In early January 2020 the town was damaged by fire during the 2019–20 Australian bushfire season. In the town itself a "significant number" of houses and buildings were lost, plus the school and old ski club.
Weather
Cabramurra has a subalpine climate (IBRA 1,400–1,800 m) with cool summers and cold, very snowy winters. In terms of precipitation, Cabramurra is a very wet climate during the cooler months, but still retains significant sunshine hours due to its summer dry-season. Under the Köppen classification, the town has a cold oceanic climate (Cfb).

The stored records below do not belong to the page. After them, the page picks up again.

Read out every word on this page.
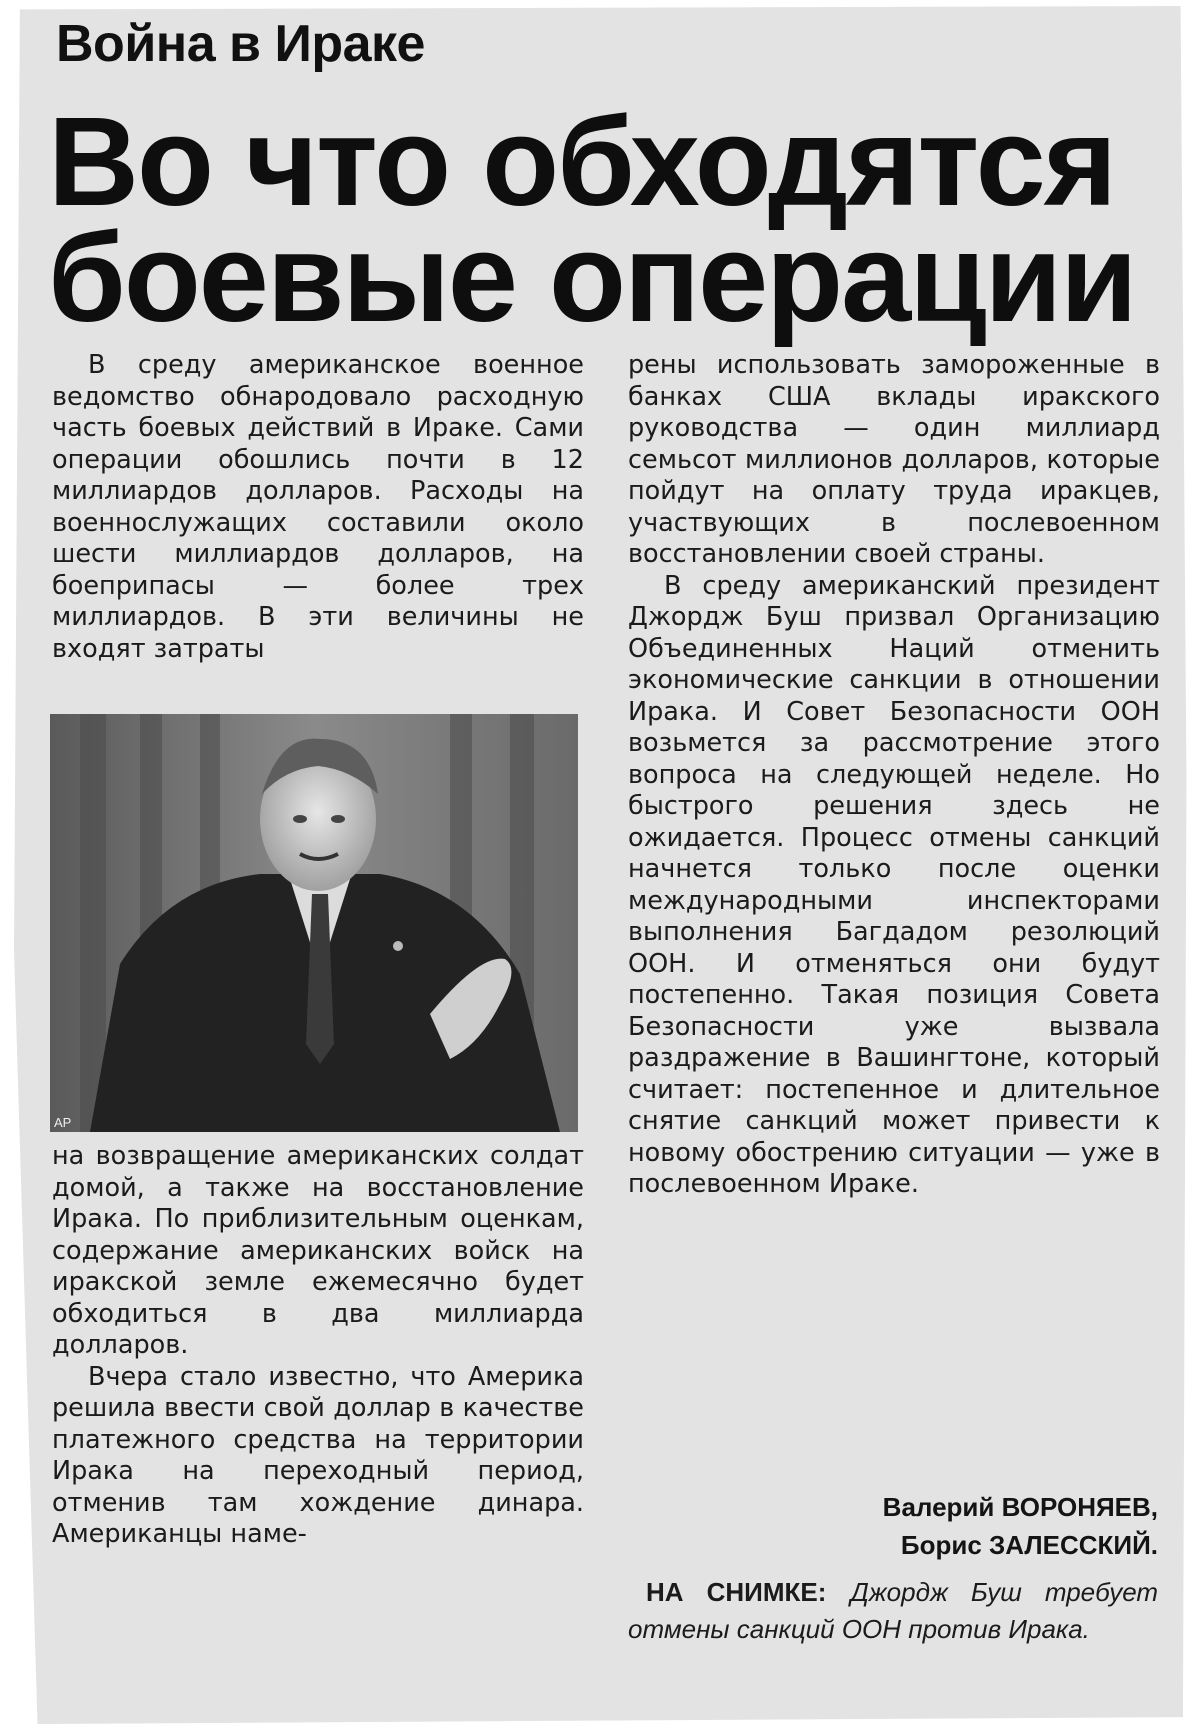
Война в Ираке
Во что обходятся
боевые операции

В среду американское военное ведомство обнародовало расходную часть боевых действий в Ираке. Сами операции обошлись почти в 12 миллиардов долларов. Расходы на военнослужащих составили около шести миллиардов долларов, на боеприпасы — более трех миллиардов. В эти величины не входят затраты

AP

на возвращение американских солдат домой, а также на восстановление Ирака. По приблизительным оценкам, содержание американских войск на иракской земле ежемесячно будет обходиться в два миллиарда долларов.

Вчера стало известно, что Америка решила ввести свой доллар в качестве платежного средства на территории Ирака на переходный период, отменив там хождение динара. Американцы наме-

рены использовать замороженные в банках США вклады иракского руководства — один миллиард семьсот миллионов долларов, которые пойдут на оплату труда иракцев, участвующих в послевоенном восстановлении своей страны.

В среду американский президент Джордж Буш призвал Организацию Объединенных Наций отменить экономические санкции в отношении Ирака. И Совет Безопасности ООН возьмется за рассмотрение этого вопроса на следующей неделе. Но быстрого решения здесь не ожидается. Процесс отмены санкций начнется только после оценки международными инспекторами выполнения Багдадом резолюций ООН. И отменяться они будут постепенно. Такая позиция Совета Безопасности уже вызвала раздражение в Вашингтоне, который считает: постепенное и длительное снятие санкций может привести к новому обострению ситуации — уже в послевоенном Ираке.

Валерий ВОРОНЯЕВ,
Борис ЗАЛЕССКИЙ.
НА СНИМКЕ: Джордж Буш требует отмены санкций ООН против Ирака.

Owing to the town's position, perched over the western escarpment of the ranges, temperature inversion does not occur as the coldest air drains into the valleys and plains; thereby giving Cabramurra much warmer minimum temperatures than surrounding areas of its altitude and latitude, such as nearby Kiandra. Instead of radiational cooling, Cabramurra receives its coldest temperatures solely via cold-pooling (caused by its persistent winter snowpack). The town is usually snow-bound from June to September, as it lay well above the snow line. Cabramurra receives an average of 53.2 snowy days annually.